After the show Ludwig showed me the flow chart she used to shape the work. The routes that we were set on. Unlike Then She Fell there were multiple “break points” where the entire audience was reassembled and it was possible to be pulled on to a new track. From the inside it felt completely organic, the way that someone at a house party might take interest in you and drag you off to an empty corner somewhere. If you’re that lucky.

We’re all that lucky at And The Drum.

I’ve been following Ludwig’s directing career since before either of us started formally dipping our toes into the immersive theatre waters. She’s the principle director of Lost Moon Radio, a sketch comedy troupe here in Los Angeles that has been a Hollywood Fringe Festival favorite with its own following and a TV show that debuts this week. As much as I’ve enjoyed Lost Moon Radio over the years, nothing in that work prepared me for how much I’d be blown away by Hamlet-Mobile.

That piece set a high bar, and this work carries that standard on.

The show begins with poet/performer Martha Marion on the front porch of her home. Photo: Photo: Lauren Ludwig.

Let’s not undercut the team put together here by Ludwig and her producing partner Monica Miklas. The ensemble — Marion, Eli Weinberg, Cloie Wyatt Taylor, Tailor Lee, and Nell Rutledge-Leverenz — -navigate the tightrope between the two realities gracefully. The design team transforms Marion’s house through light, sound, and grace notes of scenic design that facilitate the shifting between the poetic and the conversational.

The conversational aspect of the piece is one I haven’t dived too deeply into, but it’s what I was referring to at the start of this write up. Late in the game there was a simple conversational piece between Nell, myself and two other audience members. I’ll save the details of that, it’s a kind of spoiler from a certain point of view, but I found myself thinking about the implications of my answers the next day. Journaling about it. Trying to wrap my head around what it was that I said in that conversation.

So if you want to think about how to make something participatory and immersive I’d suggest aiming for that kind of reaction, as opposed to superficial interactions that carry a little narrative weight. Think of it as designing a box for interaction, the way a director might position two actors in a reversal improvisation in order to create sparks. Only here the audiences are also the actors. When it works: magick.
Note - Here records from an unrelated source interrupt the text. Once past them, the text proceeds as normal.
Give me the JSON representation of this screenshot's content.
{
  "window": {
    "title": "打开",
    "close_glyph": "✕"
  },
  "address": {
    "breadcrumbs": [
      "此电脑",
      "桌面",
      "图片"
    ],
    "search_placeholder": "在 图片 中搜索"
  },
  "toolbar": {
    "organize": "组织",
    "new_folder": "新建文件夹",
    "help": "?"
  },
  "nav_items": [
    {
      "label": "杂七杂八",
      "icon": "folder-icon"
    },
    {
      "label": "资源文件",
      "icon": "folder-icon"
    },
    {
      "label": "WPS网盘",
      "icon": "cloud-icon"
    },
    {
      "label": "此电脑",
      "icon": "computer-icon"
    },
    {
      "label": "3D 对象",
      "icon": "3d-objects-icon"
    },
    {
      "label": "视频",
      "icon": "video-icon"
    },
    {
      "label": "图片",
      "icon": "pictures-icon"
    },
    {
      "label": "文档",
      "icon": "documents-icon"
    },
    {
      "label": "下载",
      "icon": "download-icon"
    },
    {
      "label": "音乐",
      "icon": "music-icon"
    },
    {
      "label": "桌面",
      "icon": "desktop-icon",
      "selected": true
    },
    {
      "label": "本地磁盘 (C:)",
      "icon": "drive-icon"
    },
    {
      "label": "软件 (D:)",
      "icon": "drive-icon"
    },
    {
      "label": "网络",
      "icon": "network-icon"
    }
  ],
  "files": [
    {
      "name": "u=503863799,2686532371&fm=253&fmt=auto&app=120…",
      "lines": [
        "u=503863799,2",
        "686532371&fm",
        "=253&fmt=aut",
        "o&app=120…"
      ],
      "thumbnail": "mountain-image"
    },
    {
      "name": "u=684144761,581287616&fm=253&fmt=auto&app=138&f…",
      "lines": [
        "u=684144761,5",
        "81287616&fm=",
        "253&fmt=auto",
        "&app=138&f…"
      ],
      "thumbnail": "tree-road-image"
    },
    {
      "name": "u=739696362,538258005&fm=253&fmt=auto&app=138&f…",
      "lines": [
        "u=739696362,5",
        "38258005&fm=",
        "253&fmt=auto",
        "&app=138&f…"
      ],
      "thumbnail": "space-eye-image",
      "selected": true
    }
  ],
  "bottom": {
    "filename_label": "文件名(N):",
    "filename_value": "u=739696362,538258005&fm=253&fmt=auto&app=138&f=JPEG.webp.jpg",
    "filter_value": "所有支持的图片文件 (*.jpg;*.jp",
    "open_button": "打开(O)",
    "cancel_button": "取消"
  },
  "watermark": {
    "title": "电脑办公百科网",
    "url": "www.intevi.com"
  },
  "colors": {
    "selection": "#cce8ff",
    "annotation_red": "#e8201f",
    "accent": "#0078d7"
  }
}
And then there’s the way in which reality itself can play it’s own numinous tricks on us. After the show, as the “fake” house party morphed into a “real” house party Marion came in from the porch with news: the monthly puppet show that happens down the street was on. We all — performers and lingering audience members alike — dashed out into the Koreatown night, chasing after another bit of wonder. As if the show never really ended.

And The Drum is currently scheduled to run Friday and Saturday nights through March 19th. Tickets are just $30 and include dinner.